Mas já perto dos dez anos, eu vendia geléia real de casa em casa, “Nosso Amiguinho”, “Vida e Saúde” (revistas para criança e saúde) também, a fim de conseguir uma graninha – para mim, importante dizer, pois meus pais nunca me deixaram faltar comida ou roupa, trabalhando ou não. E isso me fez bem. Devo muito da minha atual postura perante os problema a essa experiência. Graças a isso, eu aprendi a me virar sozinho mais cedo que alguns amigos meus. Mas ainda assim, na adolescência e até hoje, me pego não valorizando o que tenho.
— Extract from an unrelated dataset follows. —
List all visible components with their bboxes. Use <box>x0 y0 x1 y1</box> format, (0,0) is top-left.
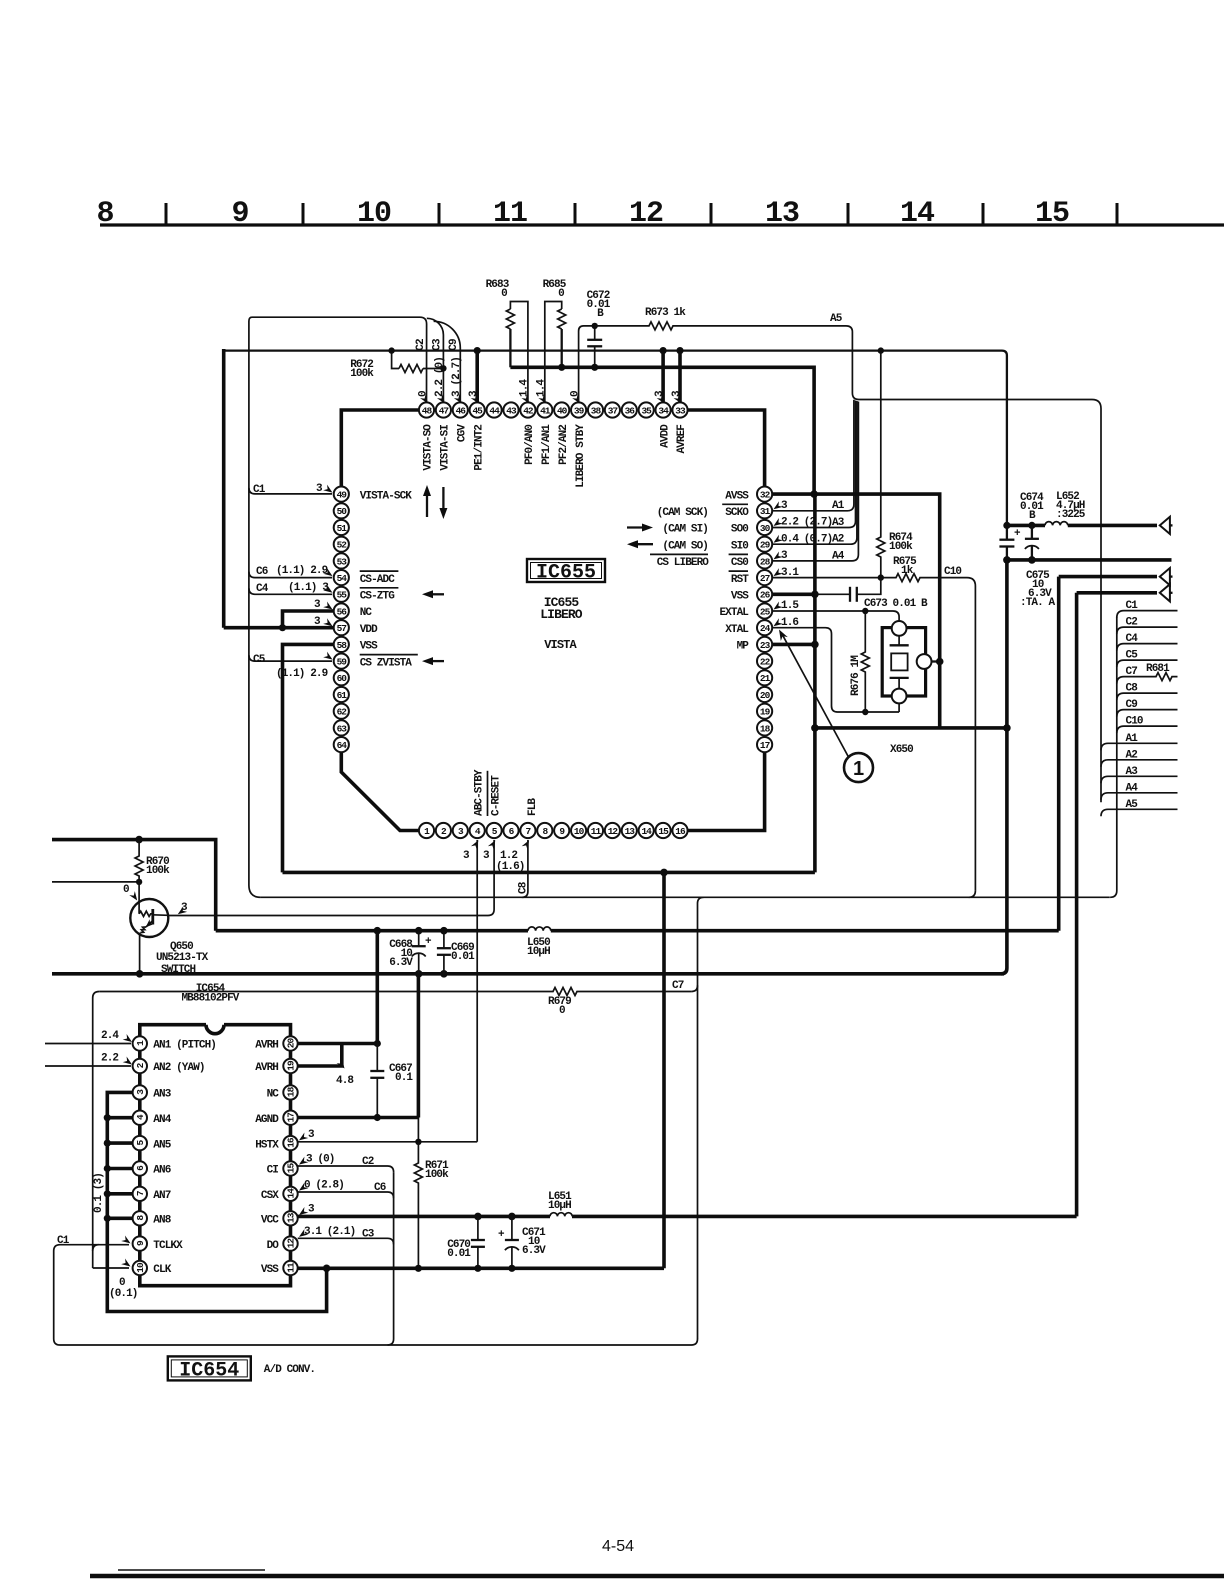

Em tempo, comparado a maior parte do Brasil, estes apuros que passei não são nada grandes.

Imagine se eu mantiver a guria numa “bolha” confortável, o risco que ela corre de não entender esse valor. Ver na TV e em documentários ou freqüentar, por exemplo, alguma ONG será suficiente para a Sofia perceber e sentir que tudo o que ela tem muita gente não tem? Mais: intrinsecamente, no meu ponto de vista, valorizar o que me é dado – ou mesmo conquistado por mim – traz naturalmente uma postura ativa de fazer algo pelos que não têm a mesma sorte. Ou deveria trazer.

Conheço pouquíssimas pessoas que tiveram tudo e, mesmo assim, aprenderam essa lição – vou conversar com os pais delas (sério!). Fazer minha filha entender essa ideia é obrigação minha e da mamãe, seja fazendo-a vivenciar algumas dificuldades seja apenas demonstrando estas com palavras e a experiência daqueles que as vivem. Fazê-la entender, repito, porque fazer de fato é sua – e somente sua – responsabilidade.

Achar esse equilíbrio é a solução, penso. Como qualquer pai, imagino diversas características que gostaria de encontrar na minha filha que, claro, não influenciarão no meu amor por ela. Desde coisas idiotas (de que música vai gostar, se amará filmes tanto quanto eu) até as mais importantes. Defeitos meus que, espero, não puxe de mim. E penso na educação, na obediência, no respeito aos mais velhos e inúmeros desejos. Mas tão ou mais importantes que alguns desses, espero que ela valorize o que vier a ter (e já tem) e, mais que isso, se esforce em ajudar aquele que não tem.

Quem sabe, assim, eu também aprenda.